Он сделал жест, будто подсекает. Когда-то он был крупнейший на Украине рыбак, хотя и не такой знаменитый, как Натан Рыбак, украинский писатель.

Сейчас они сидели на солнышке, на скамеечке. Времена переменились. Григорий Свиридович уже не так гордился своими предками, Григорий Давидович уже не так стеснялся своих предков и даже чуть-чуть ими гордился. Но, конечно, прямо этого не высказывал. Он вообще многого прямо не высказывал, такая у него была жизнь. А Григорий Леонидович остался интернационалистом, но таким невоинствующим, что его хоть голыми руками бери.
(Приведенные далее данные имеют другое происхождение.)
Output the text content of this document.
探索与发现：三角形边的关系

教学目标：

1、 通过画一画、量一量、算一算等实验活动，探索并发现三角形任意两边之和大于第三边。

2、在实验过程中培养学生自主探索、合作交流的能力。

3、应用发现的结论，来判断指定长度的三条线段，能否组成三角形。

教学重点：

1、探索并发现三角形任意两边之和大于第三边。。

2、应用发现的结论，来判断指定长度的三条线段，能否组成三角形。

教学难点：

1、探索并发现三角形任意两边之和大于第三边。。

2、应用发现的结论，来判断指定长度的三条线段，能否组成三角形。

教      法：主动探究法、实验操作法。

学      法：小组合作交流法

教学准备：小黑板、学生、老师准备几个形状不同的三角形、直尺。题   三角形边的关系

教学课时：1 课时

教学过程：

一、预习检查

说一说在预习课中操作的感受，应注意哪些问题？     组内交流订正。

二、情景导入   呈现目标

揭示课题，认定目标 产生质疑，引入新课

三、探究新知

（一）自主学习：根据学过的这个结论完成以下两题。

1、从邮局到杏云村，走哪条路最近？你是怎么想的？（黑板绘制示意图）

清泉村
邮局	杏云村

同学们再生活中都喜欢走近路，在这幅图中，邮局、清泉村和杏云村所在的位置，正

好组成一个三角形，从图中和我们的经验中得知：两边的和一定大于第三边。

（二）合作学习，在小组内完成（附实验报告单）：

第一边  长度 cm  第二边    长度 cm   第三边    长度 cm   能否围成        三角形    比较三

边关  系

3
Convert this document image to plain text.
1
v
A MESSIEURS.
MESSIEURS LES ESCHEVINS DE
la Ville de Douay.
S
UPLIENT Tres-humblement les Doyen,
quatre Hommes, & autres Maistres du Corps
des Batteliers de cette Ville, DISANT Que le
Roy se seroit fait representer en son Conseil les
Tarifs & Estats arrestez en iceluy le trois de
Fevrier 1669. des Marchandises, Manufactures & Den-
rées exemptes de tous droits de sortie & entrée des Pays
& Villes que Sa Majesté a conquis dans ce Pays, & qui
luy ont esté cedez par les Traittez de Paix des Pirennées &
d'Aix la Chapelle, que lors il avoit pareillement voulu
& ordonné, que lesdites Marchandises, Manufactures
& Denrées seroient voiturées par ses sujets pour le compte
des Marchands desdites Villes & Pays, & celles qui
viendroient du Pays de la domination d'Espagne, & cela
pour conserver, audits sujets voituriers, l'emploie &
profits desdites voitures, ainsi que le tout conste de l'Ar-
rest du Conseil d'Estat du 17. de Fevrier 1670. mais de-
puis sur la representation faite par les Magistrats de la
Они сидели на скамеечке и разговаривали. Точнее, разговаривали Григорий Свиридович и Григорий Давидович, а Григорий Леонидович никак не мог вспомнить, что он хотел сказать. А если вспоминал, что хотел сказать, то не мог вспомнить, сказал он это или только собирался. А когда вспоминал, что сказать собирался, вылетало из памяти, что именно он собирался сказать.
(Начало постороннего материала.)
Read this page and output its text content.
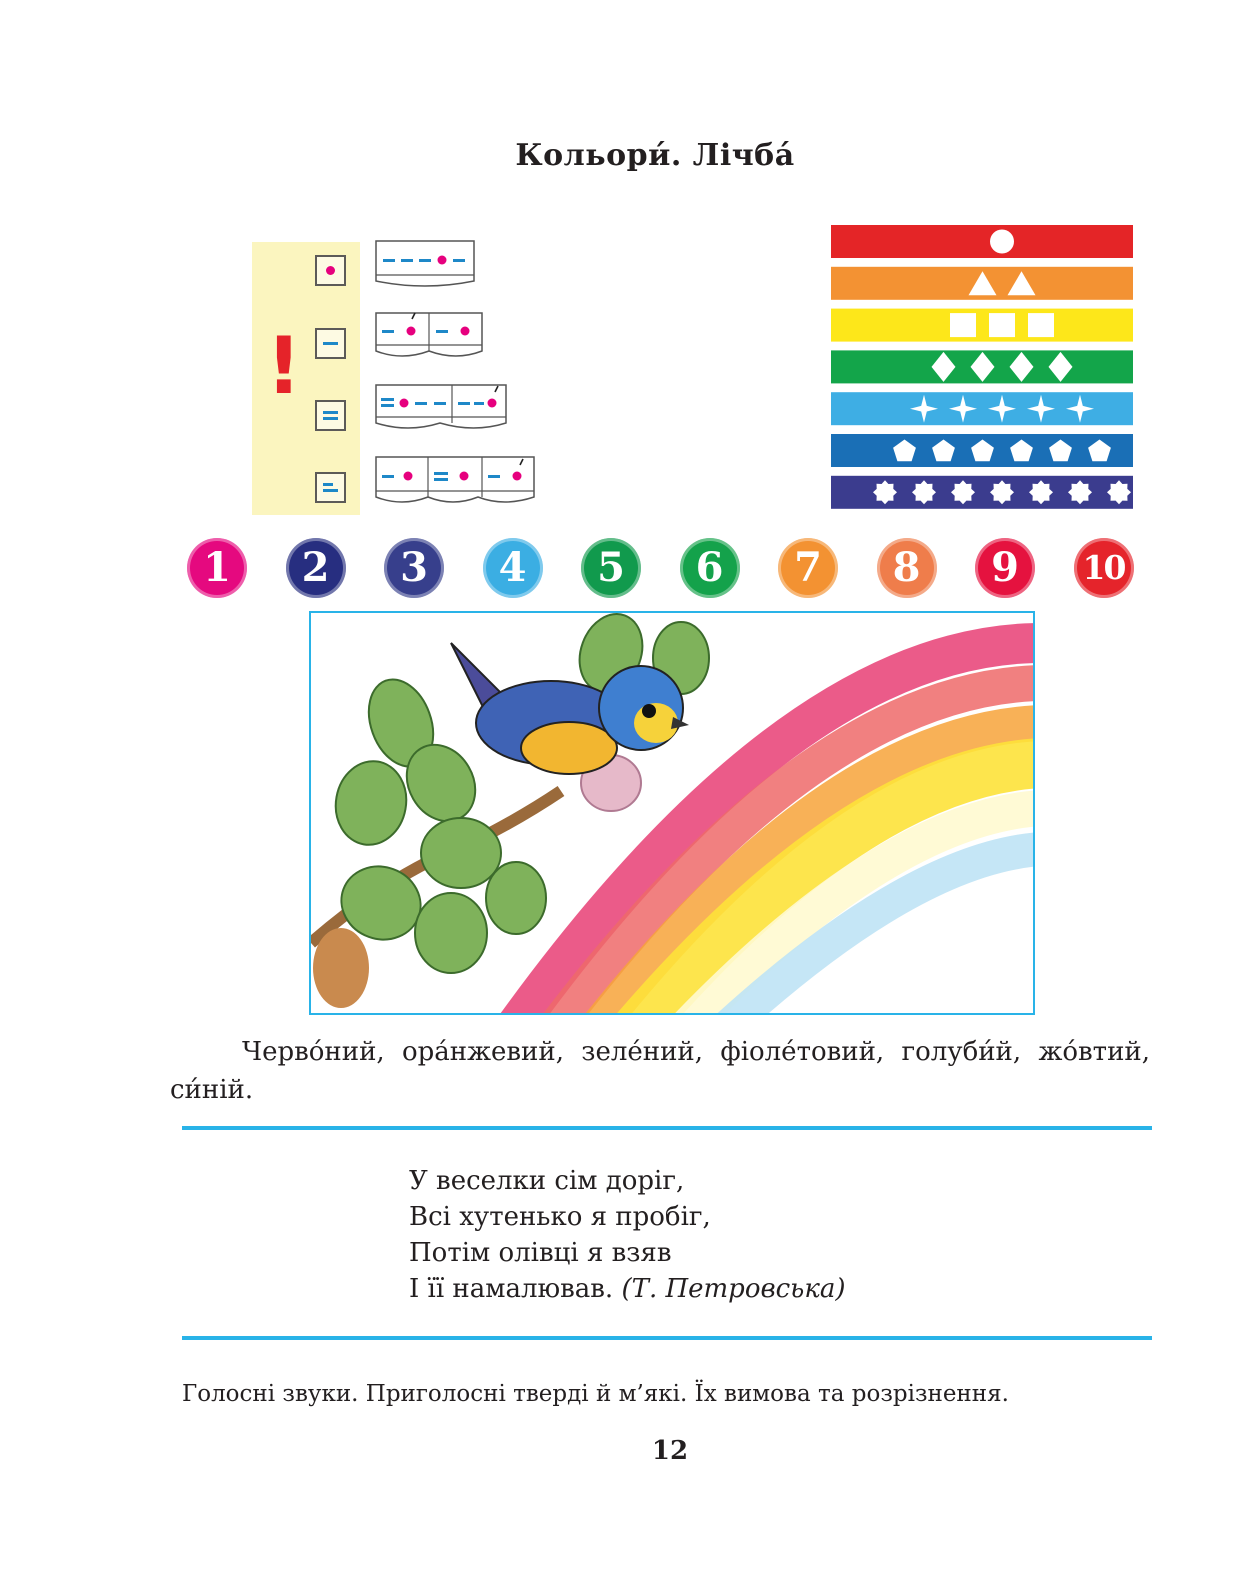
Кольори́. Лічба́
!
1	2	3	4	5	6	7	8	9	10
Черво́ний, ора́нжевий, зеле́ний, фіоле́товий, голуби́й, жо́втий, си́ній.
У веселки сім доріг,
Всі хутенько я пробіг,
Потім олівці я взяв
І її намалював. (Т. Петровська)
Голосні звуки. Приголосні тверді й м’які. Їх вимова та розрізнення.
12
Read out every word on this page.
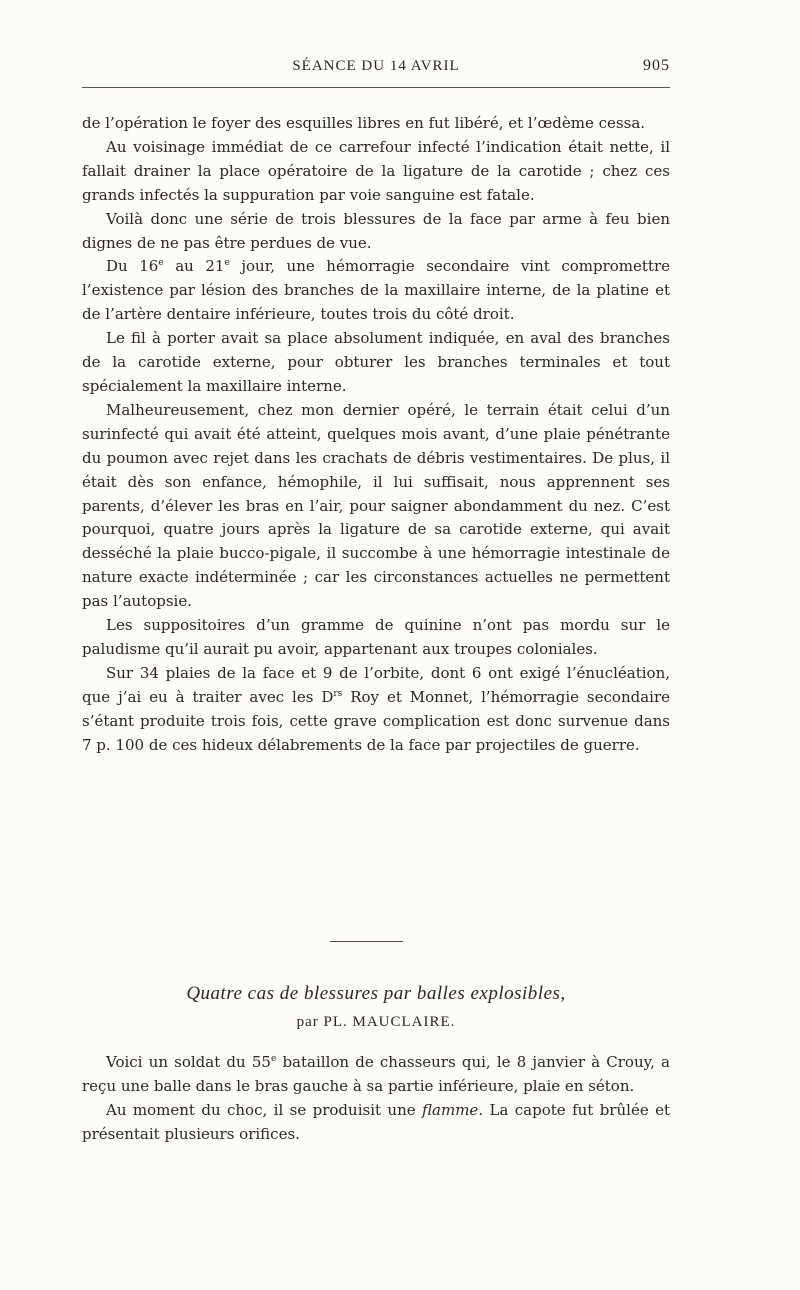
SÉANCE DU 14 AVRIL	905

de l’opération le foyer des esquilles libres en fut libéré, et l’œdème cessa.

Au voisinage immédiat de ce carrefour infecté l’indication était nette, il fallait drainer la place opératoire de la ligature de la carotide ; chez ces grands infectés la suppuration par voie sanguine est fatale.

Voilà donc une série de trois blessures de la face par arme à feu bien dignes de ne pas être perdues de vue.

Du 16e au 21e jour, une hémorragie secondaire vint compromettre l’existence par lésion des branches de la maxillaire interne, de la platine et de l’artère dentaire inférieure, toutes trois du côté droit.

Le fil à porter avait sa place absolument indiquée, en aval des branches de la carotide externe, pour obturer les branches terminales et tout spécialement la maxillaire interne.

Malheureusement, chez mon dernier opéré, le terrain était celui d’un surinfecté qui avait été atteint, quelques mois avant, d’une plaie pénétrante du poumon avec rejet dans les crachats de débris vestimentaires. De plus, il était dès son enfance, hémophile, il lui suffisait, nous apprennent ses parents, d’élever les bras en l’air, pour saigner abondamment du nez. C’est pourquoi, quatre jours après la ligature de sa carotide externe, qui avait desséché la plaie bucco-pigale, il succombe à une hémorragie intestinale de nature exacte indéterminée ; car les circonstances actuelles ne permettent pas l’autopsie.

Les suppositoires d’un gramme de quinine n’ont pas mordu sur le paludisme qu’il aurait pu avoir, appartenant aux troupes coloniales.

Sur 34 plaies de la face et 9 de l’orbite, dont 6 ont exigé l’énucléation, que j’ai eu à traiter avec les $D^{rs}$ Roy et Monnet, l’hémorragie secondaire s’étant produite trois fois, cette grave complication est donc survenue dans 7 p. 100 de ces hideux délabrements de la face par projectiles de guerre.

Quatre cas de blessures par balles explosibles,
par PL. MAUCLAIRE.

Voici un soldat du 55e bataillon de chasseurs qui, le 8 janvier à Crouy, a reçu une balle dans le bras gauche à sa partie inférieure, plaie en séton.

Au moment du choc, il se produisit une flamme. La capote fut brûlée et présentait plusieurs orifices.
Григорий Давидович сделал очередной жест и спросил:

— А вы знаете, почему рыба клюет на червяка?

— Такое у нее меню, — сказал Григорий Свиридович.
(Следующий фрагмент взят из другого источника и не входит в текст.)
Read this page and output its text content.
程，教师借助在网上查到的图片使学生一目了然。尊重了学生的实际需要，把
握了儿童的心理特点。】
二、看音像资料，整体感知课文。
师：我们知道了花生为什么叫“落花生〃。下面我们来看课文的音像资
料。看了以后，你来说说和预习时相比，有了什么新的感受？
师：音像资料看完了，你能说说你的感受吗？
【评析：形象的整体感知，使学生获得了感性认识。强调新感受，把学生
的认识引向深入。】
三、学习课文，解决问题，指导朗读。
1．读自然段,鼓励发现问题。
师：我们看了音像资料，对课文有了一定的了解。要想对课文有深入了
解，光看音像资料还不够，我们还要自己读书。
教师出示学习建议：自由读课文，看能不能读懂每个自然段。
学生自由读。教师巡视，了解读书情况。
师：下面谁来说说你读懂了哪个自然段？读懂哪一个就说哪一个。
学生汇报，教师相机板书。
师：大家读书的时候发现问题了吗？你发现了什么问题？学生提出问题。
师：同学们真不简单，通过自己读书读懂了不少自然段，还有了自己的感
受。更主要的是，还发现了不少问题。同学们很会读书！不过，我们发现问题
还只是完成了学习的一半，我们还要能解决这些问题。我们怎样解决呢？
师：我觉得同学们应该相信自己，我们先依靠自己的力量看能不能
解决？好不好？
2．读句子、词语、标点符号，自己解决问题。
— Потому что кушать хочет, — сказал Григорий Леонидович и задумался: сказал он это или не сказал?

Григорий Давидович отверг оба ответа. Рыба клюет на червяка, потому что стесняется своего происхождения. Она же происходит от червяка, Григорий Давидович сам читал об этом в какой-то книжке.

— Конечно, происходит от червяка… — закивал Григорий Свиридович. — Тут от обезьяны происходишь, и то как-то не по себе.

— Одно выручает, — сказал Григорий Давидович, — что от обезьяны происходят абсолютно все. А если б одни происходили, а другие не происходили, тут бы мы имели массу неприятностей.

Вот и птицы тоже: все произошли от пресмыкающихся. Им говорили: рожденный ползать летать не может, но они пропустили это мимо ушей. И это помогло им подняться над своими предками.

Все трое замолчали и задумались. Каждый вспомнил свою жизнь — насколько она подняла его над предками. Или опустила ниже предков. Наверно, гордиться предками нельзя, думал Григорий Свиридович, гордиться можно только потомками. И стыдиться можно только потомков, думал Григорий Давидович. Потому что только за потомков мы можем нести ответственность.

Они сидели на солнышке, на скамеечке. Солнышко было у них над головой, а где была скамеечка? Скамеечка была на берегу Средиземного моря, в неожиданной для их прошлого стране, а для будущего — в нормальной стране, жаль, что его мало осталось, этого будущего. Это прожорливое прошлое, оно глотает будущее, как рыба глотает червяка, но, конечно, совсем из других соображений. А из каких соображений? Вот бы ответить на этот вопрос!

Григорий Леонидович поставил перед собой этот вопрос и теперь мучительно вспоминал: поставил он его или не поставил.

Сказка о вечной любви.

Они вместе росли, но пока еще мало выросли, поэтому родители их просили друг за другом присматривать.

У мальчика был бинокль, и он присматривал за девочкой в бинокль, а иногда давал ей бинокль, чтоб и она за ним присмотрела. Потому что если смотреть на него в бинокль, он выглядел не таким маленьким.

И так они присматривали друг за дружкой в бинокль, и однажды, рассмотрев мальчика в увеличенном виде, девочка предложила:

— Давай играть в любовь.

И они стали играть в любовь, популярную игру взрослых. Но у них был один бинокль на двоих, поэтому большими они могли быть только по очереди. А для настоящей игры в любовь большими нужно быть одновременно. Потому что это игра для больших.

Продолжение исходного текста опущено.